Gordon then mentioned the infamous tire accusations when he won 13 races in 1998. “I know you threw that out about 1998,” he said. “But I can tell you that we weren’t ever doing anything like that in 1998. I know that people were speculating what we were doing, or if we were doing it, Ray (Evernham) never told me. After all these years, I think I would have known about that. I’ve heard a lot of things with valve caps and poking holes in tires for years. But I’ve never seen it done. I’ve never had proof that it was done. So it’s very interesting to me that NASCAR is investigating this further. I look forward to seeing what comes out of it. To me, if they find a way to stop that, if it’s really going on, I get excited about our chances because I know we’re not doing it so it will close the gap for us to whoever may be doing it.”
Denny Hamlin, the eventual race winner at Martinsville had extremely strong words saying before the race, “My guess is that if they said stop then they’ve seen something. If it’s out there and they know about it, you should be gone forever. That’s a major, major thing and this isn’t like the old rodeo days of being able to go out there and run a big motor or soak the tires – this is a professional sport and people alter tires — that’s a big, big deal. Definitely no room for it in the sport, that’s for sure. Hope they clamp down on that if they do find it and if they find it multiple times with somebody, they should have a permanent vacation somewhere.”
So when it was announced on Tuesday that NASCAR was hammering the No 31 team of Richard Childress Racing I don’t believe that anyone was surprised. A staggering 75 point penalty was assessed to driver Ryan Newman (who fell to 26th in points from 6th) and the owner of the car. His crew chief, Luke Lambert, was fined $125,000 and suspended for six races. The team’s tire technician and an engineer were also suspended and fined.

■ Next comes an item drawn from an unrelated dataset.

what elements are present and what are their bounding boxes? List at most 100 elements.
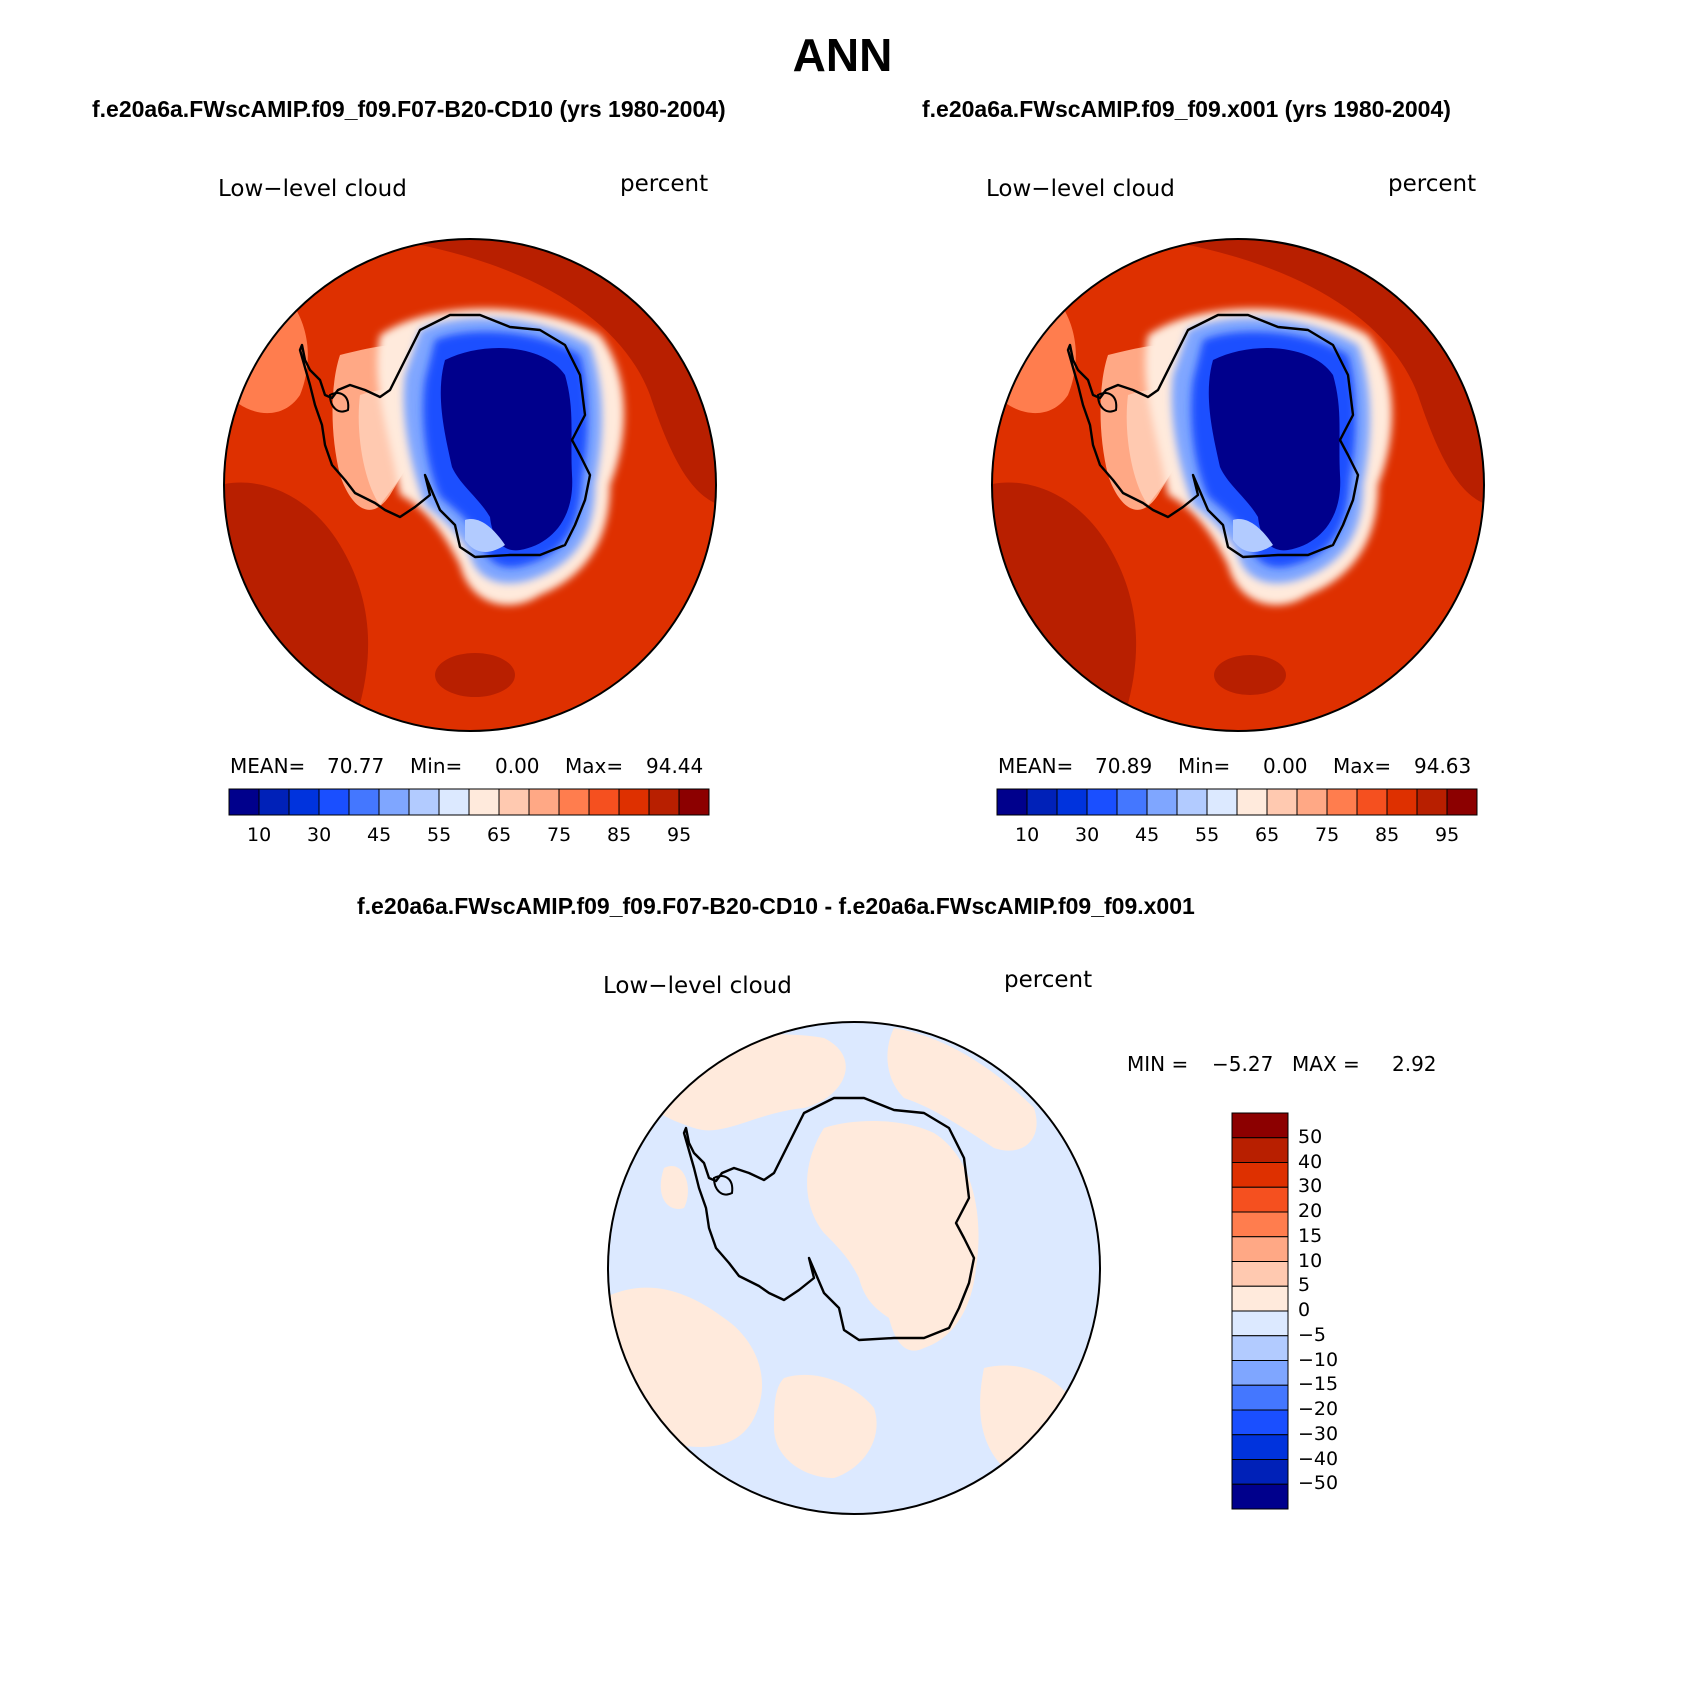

In a prepared statement RCR said, “We understand the seriousness of the penalty. In fact, RCR has been one of the most outspoken opponents against ‘tire bleeding’ since the rumors began to surface last season. Once NASCAR provides us with the specific details of the infraction we will conduct a further internal investigation, and evaluate our options for an appeal.”
I’m not sure how I feel about all of this. It seems as if it’s been in practice for some time, the “bleeding” of tires. My understanding is that the teams were told to stop and one didn’t and they hammered them with the equivalent of almost two full races points. Of course, if the No 31 wins, it’s likely they still make the chase where new life is given. But, make no doubt, NASCAR has spoken loud and clear that it must end. I wonder who else will get the hammer before they all listen. Let’s wait to see if RCR appeals this.